Mark, don't know what type of challenge you might have in mind which could compete with the 2008 Flamingo International Challenge, but you might just consider purchasing a SFL USA YB kit, and testing your management skills againest other fanciers and affiliates around the country who will be flying SFL USA YB's.... .........


----------



## Skyeking (Jan 17, 2003)

This is quite an acomplishment.

Please give blue 181 my congratulations and a hug from me, when the bird comes home.

I think the other birds are also remarkable, and I hope the rest of the birds find their way home or to safety.

Here's to you Warren, and to your future goals to perfection!!! I think this bird is pretty darn close, and nature itself is perfection.

Thank you for sharing.


----------



## Dezirrae (Oct 6, 2007)

This is great Warren!!! A huge congratulations  Give yourself a few bow-coos


----------



## hillfamilyloft (Jun 22, 2005)

Mark

I did not have birds in the Flamingo. I can't afford those big races. I raced three small futurities and had a bird enterend into a small bond race. My results were as follows.

Alaska One Loft Race - Equal First, sixth to trap
Western Slopes Futurity - First Average speed, had birds win the 120 and 260 also.
Fred Cambell Memorial Race - 16th and 24th ish
Bond Race ABQ NM - Won 1st bonded sixth in race. 

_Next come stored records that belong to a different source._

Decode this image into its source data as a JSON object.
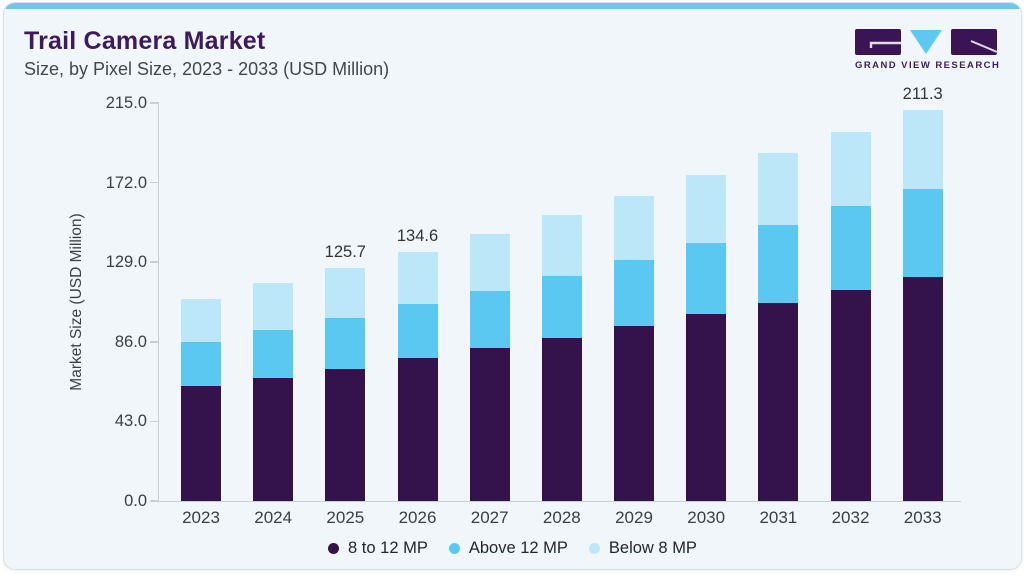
{
  "header": {
    "title": "Trail Camera Market",
    "subtitle": "Size, by Pixel Size, 2023 - 2033 (USD Million)"
  },
  "logo": {
    "text": "GRAND VIEW RESEARCH",
    "purple": "#3a1454",
    "blue": "#5ec8f0"
  },
  "theme": {
    "card_background": "#f1f6fa",
    "top_strip": "#70c7ee",
    "axis_color": "#c7ced4",
    "title_color": "#3c1a5c"
  },
  "chart_data": {
    "type": "bar",
    "stacked": true,
    "title": "Trail Camera Market Size, by Pixel Size, 2023 - 2033 (USD Million)",
    "categories": [
      "2023",
      "2024",
      "2025",
      "2026",
      "2027",
      "2028",
      "2029",
      "2030",
      "2031",
      "2032",
      "2033"
    ],
    "series": [
      {
        "name": "8 to 12 MP",
        "color": "#34124b",
        "values": [
          62.3,
          66.7,
          71.3,
          77.0,
          82.5,
          88.1,
          94.3,
          101.0,
          107.2,
          114.0,
          121.2
        ]
      },
      {
        "name": "Above 12 MP",
        "color": "#5bc8f2",
        "values": [
          23.5,
          25.6,
          27.6,
          29.3,
          31.0,
          33.7,
          35.8,
          38.2,
          41.7,
          45.1,
          47.1
        ]
      },
      {
        "name": "Below 8 MP",
        "color": "#bce7f8",
        "values": [
          23.1,
          25.3,
          26.8,
          28.3,
          30.9,
          32.8,
          34.9,
          36.8,
          38.9,
          40.4,
          43.0
        ]
      }
    ],
    "totals": [
      108.9,
      117.6,
      125.7,
      134.6,
      144.4,
      154.6,
      165.0,
      176.0,
      187.8,
      199.5,
      211.3
    ],
    "bar_labels": [
      "",
      "",
      "125.7",
      "134.6",
      "",
      "",
      "",
      "",
      "",
      "",
      "211.3"
    ],
    "xlabel": "",
    "ylabel": "Market Size (USD Million)",
    "yticks": [
      "0.0",
      "43.0",
      "86.0",
      "129.0",
      "172.0",
      "215.0"
    ],
    "ylim": [
      0,
      215
    ],
    "grid": false,
    "legend_position": "bottom"
  }
}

Would love to have had birds in this race. I love the average speed races. Warren is right about longer races over 300. It takes a great bird to finish that. I am also sure that Warren has an idea of what is needed for the Top Gun Award in that race. A bird needs to finish well in all the races. The first page every race. Its a nice race because it awards prizes in every race and for average speed. You do need a different bird for each prize awarded. I am sure he is eyeing that average speed for next year. Congrats on winning that 350 its a great race. For you guys looking for a good test of birds the Flamingo is it. For those who are cheep like me the Western Slopes One loft Race put on by Grand Juctions club and run by Glenn Gleason is a great test for your birds. Five races 120-360 over Grand Mesa in Colorado. 

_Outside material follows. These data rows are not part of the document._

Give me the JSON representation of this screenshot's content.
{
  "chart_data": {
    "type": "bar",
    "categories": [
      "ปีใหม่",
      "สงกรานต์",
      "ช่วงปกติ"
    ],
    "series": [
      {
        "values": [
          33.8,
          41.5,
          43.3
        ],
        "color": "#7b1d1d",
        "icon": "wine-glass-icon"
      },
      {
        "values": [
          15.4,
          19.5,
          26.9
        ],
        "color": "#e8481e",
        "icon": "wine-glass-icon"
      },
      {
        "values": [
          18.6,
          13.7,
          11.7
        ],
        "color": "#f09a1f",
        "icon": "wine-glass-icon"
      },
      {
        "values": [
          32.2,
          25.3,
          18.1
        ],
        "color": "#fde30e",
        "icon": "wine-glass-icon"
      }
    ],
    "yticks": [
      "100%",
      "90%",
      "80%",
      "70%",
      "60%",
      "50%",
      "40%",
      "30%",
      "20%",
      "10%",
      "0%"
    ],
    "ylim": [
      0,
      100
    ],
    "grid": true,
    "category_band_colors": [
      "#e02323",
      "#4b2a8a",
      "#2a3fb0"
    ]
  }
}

Well back to Warren, congrats again, great win against great competition.

Randy


----------



## italianbird101 (Sep 12, 2007)

Warren, Congradulations.
Mel


----------



## Lovebirds (Sep 6, 2002)

hillfamilyloft said:


> Mark
> 
> I did not have birds in the Flamingo. I can't afford those big races. I raced three small futurities and had a bird enterend into a small bond race. My results were as follows.
> 
> ...



We sent birds to one OOA race......the Dixie Southern, which was held in TN this year. They lost 5 of our 6 birds and the sixth one didn't even show up on the race sheet on race day......... In fact, the person who had this bird only clocked ONE bird in the whole race. 
Don't know what went on there.......every bird I sent was a brother/sister to the same birds I flew here for 8 weeks and they are all still here........go figure.......I HEARD some things about the race and I won't repeat them cause I don't even know if they were true or not, but needless to say, we were a more than a little disappointed........


----------



## SmithFamilyLoft (Nov 22, 2004)

*Family Reunion and Wedding Plans at SFL USA !*

I really do appreciate the kind words, but the truth of the matter is the congradulations should go to Blue 181, the only small part of brilliance that I played was introducing "Duke" and "First Lady" and they did the rest............. 

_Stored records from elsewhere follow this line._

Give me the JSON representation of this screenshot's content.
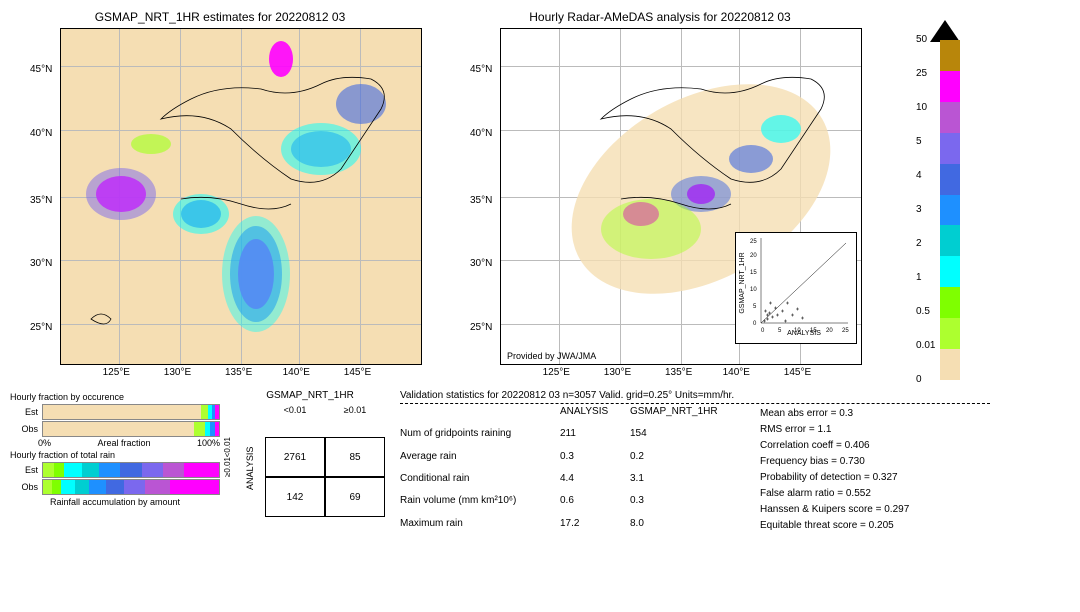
{
  "map1": {
    "title": "GSMAP_NRT_1HR estimates for 20220812 03",
    "background_color": "#f5deb3",
    "xticks": [
      "125°E",
      "130°E",
      "135°E",
      "140°E",
      "145°E"
    ],
    "yticks": [
      "25°N",
      "30°N",
      "35°N",
      "40°N",
      "45°N"
    ],
    "xlim": [
      120,
      150
    ],
    "ylim": [
      22,
      48
    ]
  },
  "map2": {
    "title": "Hourly Radar-AMeDAS analysis for 20220812 03",
    "xticks": [
      "125°E",
      "130°E",
      "135°E",
      "140°E",
      "145°E"
    ],
    "yticks": [
      "25°N",
      "30°N",
      "35°N",
      "40°N",
      "45°N"
    ],
    "provided": "Provided by JWA/JMA",
    "inset": {
      "xlabel": "ANALYSIS",
      "ylabel": "GSMAP_NRT_1HR",
      "xlim": [
        0,
        25
      ],
      "ylim": [
        0,
        25
      ],
      "xticks": [
        0,
        5,
        10,
        15,
        20,
        25
      ]
    }
  },
  "colorbar": {
    "ticks": [
      "50",
      "25",
      "10",
      "5",
      "4",
      "3",
      "2",
      "1",
      "0.5",
      "0.01",
      "0"
    ],
    "colors": [
      "#b8860b",
      "#ff00ff",
      "#ba55d3",
      "#7b68ee",
      "#4169e1",
      "#1e90ff",
      "#00ced1",
      "#00ffff",
      "#7fff00",
      "#adff2f",
      "#f5deb3"
    ],
    "arrow_color": "#000000"
  },
  "bars": {
    "occurrence": {
      "title": "Hourly fraction by occurence",
      "rows": [
        "Est",
        "Obs"
      ],
      "est_segs": [
        {
          "c": "#f5deb3",
          "w": 0.9
        },
        {
          "c": "#adff2f",
          "w": 0.04
        },
        {
          "c": "#00ffff",
          "w": 0.02
        },
        {
          "c": "#1e90ff",
          "w": 0.02
        },
        {
          "c": "#ff00ff",
          "w": 0.02
        }
      ],
      "obs_segs": [
        {
          "c": "#f5deb3",
          "w": 0.86
        },
        {
          "c": "#adff2f",
          "w": 0.06
        },
        {
          "c": "#00ffff",
          "w": 0.03
        },
        {
          "c": "#1e90ff",
          "w": 0.03
        },
        {
          "c": "#ff00ff",
          "w": 0.02
        }
      ],
      "xaxis": [
        "0%",
        "Areal fraction",
        "100%"
      ]
    },
    "total_rain": {
      "title": "Hourly fraction of total rain",
      "rows": [
        "Est",
        "Obs"
      ],
      "est_segs": [
        {
          "c": "#adff2f",
          "w": 0.06
        },
        {
          "c": "#7fff00",
          "w": 0.06
        },
        {
          "c": "#00ffff",
          "w": 0.1
        },
        {
          "c": "#00ced1",
          "w": 0.1
        },
        {
          "c": "#1e90ff",
          "w": 0.12
        },
        {
          "c": "#4169e1",
          "w": 0.12
        },
        {
          "c": "#7b68ee",
          "w": 0.12
        },
        {
          "c": "#ba55d3",
          "w": 0.12
        },
        {
          "c": "#ff00ff",
          "w": 0.2
        }
      ],
      "obs_segs": [
        {
          "c": "#adff2f",
          "w": 0.05
        },
        {
          "c": "#7fff00",
          "w": 0.05
        },
        {
          "c": "#00ffff",
          "w": 0.08
        },
        {
          "c": "#00ced1",
          "w": 0.08
        },
        {
          "c": "#1e90ff",
          "w": 0.1
        },
        {
          "c": "#4169e1",
          "w": 0.1
        },
        {
          "c": "#7b68ee",
          "w": 0.12
        },
        {
          "c": "#ba55d3",
          "w": 0.14
        },
        {
          "c": "#ff00ff",
          "w": 0.28
        }
      ]
    },
    "footer": "Rainfall accumulation by amount"
  },
  "confusion": {
    "title": "GSMAP_NRT_1HR",
    "col_headers": [
      "<0.01",
      "≥0.01"
    ],
    "row_headers": [
      "<0.01",
      "≥0.01"
    ],
    "y_axis": "ANALYSIS",
    "cells": [
      [
        "2761",
        "85"
      ],
      [
        "142",
        "69"
      ]
    ]
  },
  "validation": {
    "title": "Validation statistics for 20220812 03  n=3057 Valid. grid=0.25°  Units=mm/hr.",
    "header_cols": [
      "ANALYSIS",
      "GSMAP_NRT_1HR"
    ],
    "rows": [
      {
        "label": "Num of gridpoints raining",
        "a": "211",
        "b": "154"
      },
      {
        "label": "Average rain",
        "a": "0.3",
        "b": "0.2"
      },
      {
        "label": "Conditional rain",
        "a": "4.4",
        "b": "3.1"
      },
      {
        "label": "Rain volume (mm km²10⁶)",
        "a": "0.6",
        "b": "0.3"
      },
      {
        "label": "Maximum rain",
        "a": "17.2",
        "b": "8.0"
      }
    ],
    "stats": [
      {
        "label": "Mean abs error =",
        "v": "0.3"
      },
      {
        "label": "RMS error =",
        "v": "1.1"
      },
      {
        "label": "Correlation coeff =",
        "v": "0.406"
      },
      {
        "label": "Frequency bias =",
        "v": "0.730"
      },
      {
        "label": "Probability of detection =",
        "v": "0.327"
      },
      {
        "label": "False alarm ratio =",
        "v": "0.552"
      },
      {
        "label": "Hanssen & Kuipers score =",
        "v": "0.297"
      },
      {
        "label": "Equitable threat score =",
        "v": "0.205"
      }
    ]
  }
}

Every year since the 2003 season my "Duke of Earl" has produced Club and Combine diploma winners regardless of his mate, and when the opportunity came along to acquire the "First Lady" whose offspring has now produced in excess of $15,000 in cash winnings, well side by side, they just seemed like a match made in heaven. And now, with the Flamingo 350 race, it appears that it also was a successful match. But for 2008 "Duke" is being paired to the "Blue Falcon" since a previous pairing together produced a super brother/sister pairing which have turned out an American Ace and countless diploma winners and cash money winners, as well as my most consistant pair this year in the Flamingo. 

Since our family believes in arranged marriages..........Blue 181 on his return to the mother loft and after a little family reunion party, will be introduced to one of his beautiful cousins, who managed to make the UPC bird of the year list, along with some combine and club diplomas. Her sire was "Duke the III" and her dam was "Blue Falcon", so we have a high degree of confidence that 2008 will also be a very exciting year.


----------



## mr squeaks (Apr 14, 2005)

Sounds TERRIFIC, Warren and things are moving right along!!

Of course, we will be watching....and waiting...may have to leave out "surprised" tho!  

Shi


----------